Same Fate As The Punks
The author shows a surprisingly optimist view about the Islamization of the western world (different from his novel "Submission) and assumes that the Islamic fundamentalists, who had appeared in the 2000s, will suffer more or less the same fate as the punks! At first they had been made obsolete by the appearance of polite, gentle, and pious Muslims — a kind of equivalent of New Wave, to continue the analogy; the girls at this time still wore the veil, but it was pretty, decorated, with lace and see-through material, rather like an erotic accessory, in fact. And of course, subsequently, the phenomenon had progressively died out: the expensively built mosques were deserted, and the Arab immigrant girls were once again available in the sexual marketplace, like everyone else.
Quest For Salvation
Houellebecq finds it amusing to observe that it’s always the enemies of freedom who find themselves, at one moment or another, most in need of it.

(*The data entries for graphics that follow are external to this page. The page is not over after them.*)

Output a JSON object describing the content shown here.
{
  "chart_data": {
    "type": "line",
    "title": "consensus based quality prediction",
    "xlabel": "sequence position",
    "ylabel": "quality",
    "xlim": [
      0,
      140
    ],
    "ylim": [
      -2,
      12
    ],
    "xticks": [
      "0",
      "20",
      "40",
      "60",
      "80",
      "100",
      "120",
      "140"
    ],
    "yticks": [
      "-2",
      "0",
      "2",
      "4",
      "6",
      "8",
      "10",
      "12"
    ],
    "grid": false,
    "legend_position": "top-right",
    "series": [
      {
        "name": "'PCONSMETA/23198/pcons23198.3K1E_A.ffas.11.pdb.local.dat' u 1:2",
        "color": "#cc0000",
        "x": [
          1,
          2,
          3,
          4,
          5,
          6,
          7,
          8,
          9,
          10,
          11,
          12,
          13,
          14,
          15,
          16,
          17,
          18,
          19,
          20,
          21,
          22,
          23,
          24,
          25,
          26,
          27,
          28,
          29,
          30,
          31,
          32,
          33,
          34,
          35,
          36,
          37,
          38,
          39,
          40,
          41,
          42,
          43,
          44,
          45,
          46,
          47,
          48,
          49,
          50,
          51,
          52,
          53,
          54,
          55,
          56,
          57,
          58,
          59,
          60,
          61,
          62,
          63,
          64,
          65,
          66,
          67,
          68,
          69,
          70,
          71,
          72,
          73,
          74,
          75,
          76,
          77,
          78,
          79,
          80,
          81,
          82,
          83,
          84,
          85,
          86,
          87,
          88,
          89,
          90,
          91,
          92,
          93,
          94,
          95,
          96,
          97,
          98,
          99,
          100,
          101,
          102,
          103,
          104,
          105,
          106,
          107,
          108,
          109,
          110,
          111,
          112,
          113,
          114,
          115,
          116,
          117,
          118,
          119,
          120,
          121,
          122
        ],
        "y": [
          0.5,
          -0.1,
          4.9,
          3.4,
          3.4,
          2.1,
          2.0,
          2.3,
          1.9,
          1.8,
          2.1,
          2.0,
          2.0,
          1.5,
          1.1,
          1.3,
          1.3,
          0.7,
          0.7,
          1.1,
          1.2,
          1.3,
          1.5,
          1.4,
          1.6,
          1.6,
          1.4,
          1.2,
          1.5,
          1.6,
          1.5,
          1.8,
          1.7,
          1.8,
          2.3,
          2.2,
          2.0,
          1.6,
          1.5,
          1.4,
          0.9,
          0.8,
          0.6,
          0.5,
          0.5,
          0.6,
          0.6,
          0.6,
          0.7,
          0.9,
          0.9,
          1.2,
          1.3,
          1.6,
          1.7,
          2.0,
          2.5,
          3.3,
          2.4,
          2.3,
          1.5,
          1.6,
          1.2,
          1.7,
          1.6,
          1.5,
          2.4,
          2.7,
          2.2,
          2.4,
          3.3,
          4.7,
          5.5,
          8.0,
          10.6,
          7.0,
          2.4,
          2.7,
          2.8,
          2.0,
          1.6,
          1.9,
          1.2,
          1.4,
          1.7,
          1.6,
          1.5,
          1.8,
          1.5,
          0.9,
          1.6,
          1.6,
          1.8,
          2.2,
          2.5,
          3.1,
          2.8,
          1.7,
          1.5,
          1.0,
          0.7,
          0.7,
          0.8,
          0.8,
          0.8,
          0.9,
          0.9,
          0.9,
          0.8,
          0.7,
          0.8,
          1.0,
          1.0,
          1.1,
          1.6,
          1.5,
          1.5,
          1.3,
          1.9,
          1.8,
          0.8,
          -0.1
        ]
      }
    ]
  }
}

He makes fun of the saints, who - in their quest for salvation -, obey motives that were only partially altruistic (even though submission to the will of the Lord, which they professed, must have often been simply a convenient way of justifying to others their natural altruism), but prolonged belief in a manifestly absent divine entity provoked in them displays of idiocy incompatible in the long term with the maintenance of a technological civilization.
The One Real Pleasure
Houellebecq claims that sexual
pleasure is not only superior, in refinement and violence, to all the
other pleasures life had to offer; it is not only the one pleasure with
which there is no collateral damage to the organism, but which on the
contrary contributes to maintaining it at its highest level of vitality
and strength; it was in truth the sole pleasure, the sole objective of
human existence, and all other pleasures—whether associated with rich
food, tobacco, alcohol, or drugs—were only derisory and desperate
compensations, mini-suicides that did not have the courage to speak
their name, attempts to speed up the destruction of a body that no
longer had access to the one real pleasure.